The price of sugary food and drink will be raised on all NHS properties Simon Stevens, the chief executive of NHS England has announced.
Speaking to the Guardian, Mr Stevens said that ‘because of the role that the NHS occupies in national life, all of us working in the NHS have a responsibility not just to support those who look after patients but also to draw attention to and make the case for some of the wider changes that will actually improve the health of this country.’ The decision will see prices rise in all health centres, general practices and hospitals in England.
He mentioned that the tax on these goods would reap between £20 and £40 million, which may be used to improve the health of NHS staff. The announcement has been treated as a step in the right direction, with the NHS becoming the first public organisation to make the move.

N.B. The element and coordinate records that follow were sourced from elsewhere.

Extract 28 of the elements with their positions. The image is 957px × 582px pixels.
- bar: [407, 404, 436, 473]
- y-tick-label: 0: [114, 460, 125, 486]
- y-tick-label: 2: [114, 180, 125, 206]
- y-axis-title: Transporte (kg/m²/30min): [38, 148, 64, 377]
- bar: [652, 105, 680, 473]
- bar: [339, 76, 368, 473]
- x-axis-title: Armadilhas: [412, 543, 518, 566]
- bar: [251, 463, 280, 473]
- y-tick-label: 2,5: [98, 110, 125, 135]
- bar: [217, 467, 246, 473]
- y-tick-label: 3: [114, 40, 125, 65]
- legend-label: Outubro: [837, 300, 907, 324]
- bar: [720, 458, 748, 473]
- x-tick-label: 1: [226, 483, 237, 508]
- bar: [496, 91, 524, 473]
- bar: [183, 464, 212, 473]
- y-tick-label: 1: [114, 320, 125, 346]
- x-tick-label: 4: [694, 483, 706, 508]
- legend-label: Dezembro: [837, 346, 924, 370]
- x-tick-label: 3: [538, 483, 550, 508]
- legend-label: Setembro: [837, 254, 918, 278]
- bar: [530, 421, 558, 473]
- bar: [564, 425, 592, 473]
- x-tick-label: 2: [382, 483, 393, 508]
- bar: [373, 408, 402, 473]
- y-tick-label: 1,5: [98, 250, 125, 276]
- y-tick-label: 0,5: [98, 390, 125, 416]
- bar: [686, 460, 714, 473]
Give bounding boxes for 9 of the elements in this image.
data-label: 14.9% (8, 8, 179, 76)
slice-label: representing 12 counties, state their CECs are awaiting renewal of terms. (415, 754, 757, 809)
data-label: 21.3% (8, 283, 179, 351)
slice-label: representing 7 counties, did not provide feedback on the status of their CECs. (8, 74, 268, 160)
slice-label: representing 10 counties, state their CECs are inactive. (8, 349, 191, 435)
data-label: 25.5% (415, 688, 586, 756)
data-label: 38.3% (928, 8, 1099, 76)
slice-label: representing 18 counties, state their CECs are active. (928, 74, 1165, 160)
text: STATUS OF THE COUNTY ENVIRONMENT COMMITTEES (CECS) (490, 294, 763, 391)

‘The NHS is taking a brave and much-needed step by introducing its own tax on sugary drinks and snacks in hospitals across England to encourage healthier lifestyles,’ said Louise Ansari, director of prevention of Type 2 diabetes at Diabetes UK. ‘Many people consume far too much sugar, often unaware of the ‘added sugars’ in food and drink. An increasing number of people are becoming overweight, and this in turn is fuelling a dramatic rise in Type 2 diabetes, a serious health condition that can lead to complications including amputations, blindness and stroke and costs the NHS a staggering £10 billion a year.’